Fumihiro Joyu — who succeeded the mastermind of the attacks, Shoko Asahara, in 2002 — visited the Public Security Intelligence Agency Monday, said an agency spokesman who spoke on condition of anonymity, under agency protocol.
The spokesman refused to provided further details. No one answered at Aleph’s office in Tokyo, despite repeated phone calls.
Quoting unidentified agency officials, Kyodo News agency said Joyu formerly notified the agency that he and up to 60 followers will leave the Aum Shinrikyo.
The new group’s name and when it would be formed, was yet to be determined, the report said.

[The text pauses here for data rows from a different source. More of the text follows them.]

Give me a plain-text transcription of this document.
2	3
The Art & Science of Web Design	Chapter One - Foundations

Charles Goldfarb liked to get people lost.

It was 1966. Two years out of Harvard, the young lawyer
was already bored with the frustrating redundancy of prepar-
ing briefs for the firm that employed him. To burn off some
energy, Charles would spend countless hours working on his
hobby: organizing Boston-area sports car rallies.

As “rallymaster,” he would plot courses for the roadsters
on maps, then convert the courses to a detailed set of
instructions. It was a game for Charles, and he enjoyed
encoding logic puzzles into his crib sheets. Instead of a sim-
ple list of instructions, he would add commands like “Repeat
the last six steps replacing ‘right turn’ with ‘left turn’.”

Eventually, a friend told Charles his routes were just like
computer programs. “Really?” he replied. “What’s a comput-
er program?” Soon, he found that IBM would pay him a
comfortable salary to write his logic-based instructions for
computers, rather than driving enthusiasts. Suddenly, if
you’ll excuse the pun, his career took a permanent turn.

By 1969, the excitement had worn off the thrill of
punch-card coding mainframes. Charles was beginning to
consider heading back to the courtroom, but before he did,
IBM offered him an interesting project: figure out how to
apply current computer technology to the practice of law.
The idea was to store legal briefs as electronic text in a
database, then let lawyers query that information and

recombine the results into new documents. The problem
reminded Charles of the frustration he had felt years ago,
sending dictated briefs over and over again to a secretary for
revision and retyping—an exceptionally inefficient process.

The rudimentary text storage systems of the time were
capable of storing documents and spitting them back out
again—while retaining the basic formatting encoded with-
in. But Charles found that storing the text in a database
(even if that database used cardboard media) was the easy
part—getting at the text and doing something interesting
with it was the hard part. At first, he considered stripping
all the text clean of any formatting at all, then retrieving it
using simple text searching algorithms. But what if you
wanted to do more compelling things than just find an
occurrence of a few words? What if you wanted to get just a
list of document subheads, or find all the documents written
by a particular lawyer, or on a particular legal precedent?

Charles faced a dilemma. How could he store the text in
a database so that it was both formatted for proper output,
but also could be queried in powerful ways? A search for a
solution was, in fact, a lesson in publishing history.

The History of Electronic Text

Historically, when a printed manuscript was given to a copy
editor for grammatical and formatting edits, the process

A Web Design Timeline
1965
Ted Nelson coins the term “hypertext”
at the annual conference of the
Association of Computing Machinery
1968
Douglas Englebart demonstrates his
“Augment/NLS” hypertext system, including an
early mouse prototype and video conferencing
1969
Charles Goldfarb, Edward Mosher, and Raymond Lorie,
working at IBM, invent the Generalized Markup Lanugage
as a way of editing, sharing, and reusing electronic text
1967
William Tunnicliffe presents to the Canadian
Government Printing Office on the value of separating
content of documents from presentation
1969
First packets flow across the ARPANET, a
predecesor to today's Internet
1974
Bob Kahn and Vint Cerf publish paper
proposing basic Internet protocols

In September 2006, Japan’s top court upheld a 2004 death sentence for Asahara for the 1995 subway gassing and a string of other attacks that killed 27 people. The execution of the 52-year-old convict has yet to be carried out.
Joyu, 44, who used to be Asahara’s top lieutenant, has planned to discard texts and videos carrying Asahara’s teachings and renovate training centers.
In the past few years, the cult has been divided between the Joyu faction and those close to Asahara’s family.
Asahara’s group, previously known as Aum Shinrikyo, was renamed Aleph in 2000.
Japanese police, however, suspect Aleph still follows Asahara’s teachings, and the group remains under close surveillance by the Public Security Intelligence Agency.